Associated Press
How much are American efforts against ISIS costing U.S. taxpayers?
I’ll attempt to answer that question shortly but first, answer me this: How much do you think the recent American wars and occupations in Afghanistan and Iraq and other War on Terror-related expenses will have cost taxpayers, all told? Was it (a) $1 trillion; (b) $1.6 trillion; (c) $4 trillion; or (d) $6 trillion?
If you said $1 trillion, too low Joe! If you guessed $1.6 trillion, you would be on target as of Fiscal Year 2014 according to a generally reliable Congressional Research Service (CRS) report. If you guessed $4 or $6 trillion, you are not outside the realm of possibility, according to a new and troubling report by the Center for Strategic and International Studies (CSIS).
CSIS explains that while CRS made a good effort to find the numbers, it had to do too much conservative estimating because “The Administration and the Congress have never reported any figures on the costs of either war, or shown any indication of a concern over public accountability.”
In fact, according to CSIS, “Outside academic estimates put the total costs – including medical payments through the life of wounded veterans over the next 40 years – at $4 to $6 trillion.”
Part of that spending is actually good news.
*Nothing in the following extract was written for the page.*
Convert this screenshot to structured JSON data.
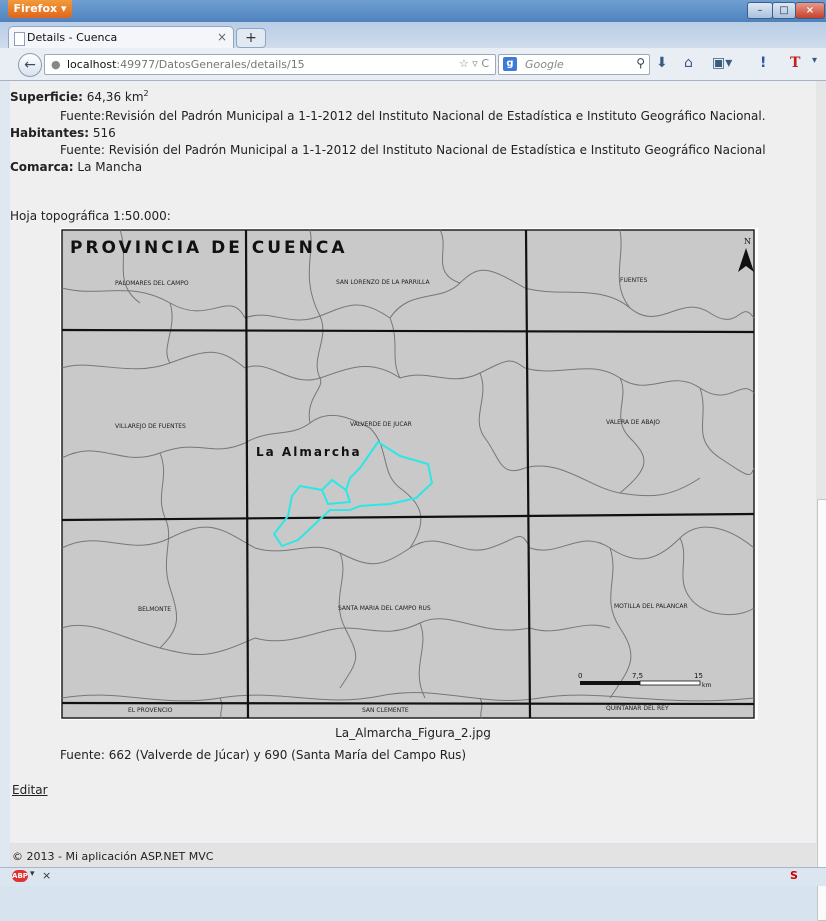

American field medicine and support have gotten so much better in the last few decades that tens of thousands of troops who would have died on battlefields in the past lived through the conflicts in Afghanistan and Iraq, but their medical costs going forward — care they more than earned through their noble service — will not be zero dollars but, in some cases, millions of dollars apiece.
So that good news costs us money and lots of it. The back end costs of military conflicts, especially where there are American combat boots on the ground, has risen significantly. The VA is straining to deal with this new and expensive reality.
And now, ISIS. The point to remember is that any numbers we can nail down right this minute will be way too low. This is the least that fighting ISIS will cost us. And also, estimates will vary.
According to the Defense Department’s own figures, anti-ISIS efforts in Iraq and Syria come to $11.5 million per day, starting in August of 2014. That puts the figure at over $7.2 billion today and climbing.
The Center for National Priorities (CNP) has a higher estimate, which it illustrates with a running tracker. “Every hour taxpayers in the United States are paying $615,482” — a little over $14.7 million a day – “for cost of military action against ISIS,” reports CNP.
According to the CNP tracker, that puts anti-ISIS spending at over $9.3 billion so far. It rose from $9,361,290,023 to $9,363,174,302 from the beginning of the writing to this point in the article. (If only I could get a word rate that high!)
These numbers will be chump change as the Obama Administration sneaks more and more American boots onto the ground and Congress comes under pressure to formally authorize this undeclared war in two countries, and perhaps in others as well.
How much will that cost us? Take any government estimate and triple it, for starters, to account for taking care of our war wounded.
We may not know the true and full cost of fighting ISIS for years, decades even. Which is a shame. Voters ought to have a better idea of just how much blood and treasure our elected representatives are looking to spend.